Tamanho Vocab Epoch Link
Base T5 4 https://www.dropbox.com/s/pu18znurr6vqbio/ptt5-4epoch-standard-vocab-base-1229941.pth?dl=0
Base custom PT 4 https://www.dropbox.com/s/y0a1ea02bivjt60/ptt5-custom-vocab-base-1229942.pth?dl=0
Large T5 4 https://www.dropbox.com/s/7btqekm7mfysdeb/ptt5-standard-vocab-large-1461673.pth?dl=0
Large custom PT 4 https://www.dropbox.com/s/20zxpgz7guurn33/ptt5-custom-vocab-large-1460784.pth?dl=0
Large custom PT 2 https://www.dropbox.com/s/jchdt8s5iazko8l/ptt5-2poch-custom-vocab-large-1230742.pth?dl=0

Soon we will make our model available in HuggingFace.

Loading weights

Get the config files in: assin/T5_configs_json

Example loading with T5ForConditionalGeneration, ckpt_path is the path to the .pth weigh.:

from transformers import PretrainedConfig, T5ForConditionalGeneration

config = PretrainedConfig.from_json_file(config_path)
state_dict = torch.load(ckpt_path)

self.t5 = T5ForConditionalGeneration.from_pretrained(pretrained_model_name_or_path=None,
                                                     config=config,
                                                     state_dict=state_dict)

Load PT custom vocab

To load the custom vocabulary use the .model in: assin/custom_vocab/spm_32000_unigram Example loading vocabulary:

import sentencepiece as spm
from transformers import T5Tokenizer

def get_custom_vocab():
    # Path to SentencePiece model
    SP_MODEL_PATH = 'custom_vocab/spm_32000_unigram/spm_32000_pt.model'

    # Loading on sentencepiece
    sp = spm.SentencePieceProcessor()
    sp.load(SP_MODEL_PATH)

    # Loading o HuggingFace
    return T5Tokenizer.from_pretrained(SP_MODEL_PATH)

Folders

assin

Code related to ASSIN fine-tuning, validation and testing, including making plots and data.

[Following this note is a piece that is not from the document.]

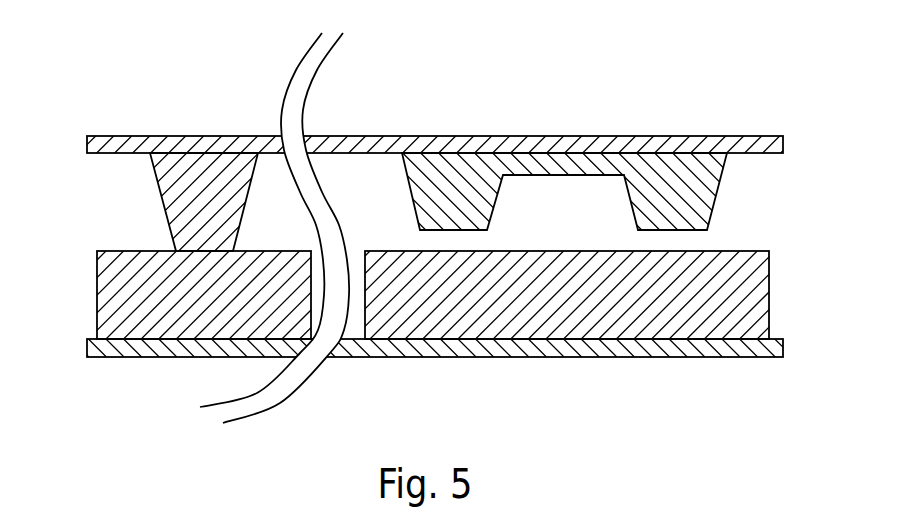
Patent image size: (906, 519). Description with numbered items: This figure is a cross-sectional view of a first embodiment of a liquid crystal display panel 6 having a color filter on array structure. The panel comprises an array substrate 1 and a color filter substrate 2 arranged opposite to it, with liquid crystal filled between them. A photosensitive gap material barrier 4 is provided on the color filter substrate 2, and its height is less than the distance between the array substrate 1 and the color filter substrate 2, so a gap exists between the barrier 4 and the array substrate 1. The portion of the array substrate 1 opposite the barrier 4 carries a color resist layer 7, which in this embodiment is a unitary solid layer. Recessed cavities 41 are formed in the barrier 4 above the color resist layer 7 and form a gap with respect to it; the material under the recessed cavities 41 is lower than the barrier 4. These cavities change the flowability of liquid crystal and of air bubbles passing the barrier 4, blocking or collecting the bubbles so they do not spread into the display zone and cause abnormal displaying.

Original data source: https://sites.google.com/view/assin2/

brwac

Copy of the notebook which processed the BrWac original data on Google Colaboratory. The original data can be downloaded on https://www.inf.ufrgs.br/pln/wiki/index.php?title=BrWaC

pretraining

Scripts and code related to using Google Cloud TPUs for pre-training and making plots.

utils

Some utility code.

vocab

Code related to the creation of the custom Portuguese vocabulary.

Acknowledgement

This work was developed as the final project for the IA376E course taught by Professors Rodrigo Souza and Roberto Lotufo at the State University of Campinas (UNICAMP).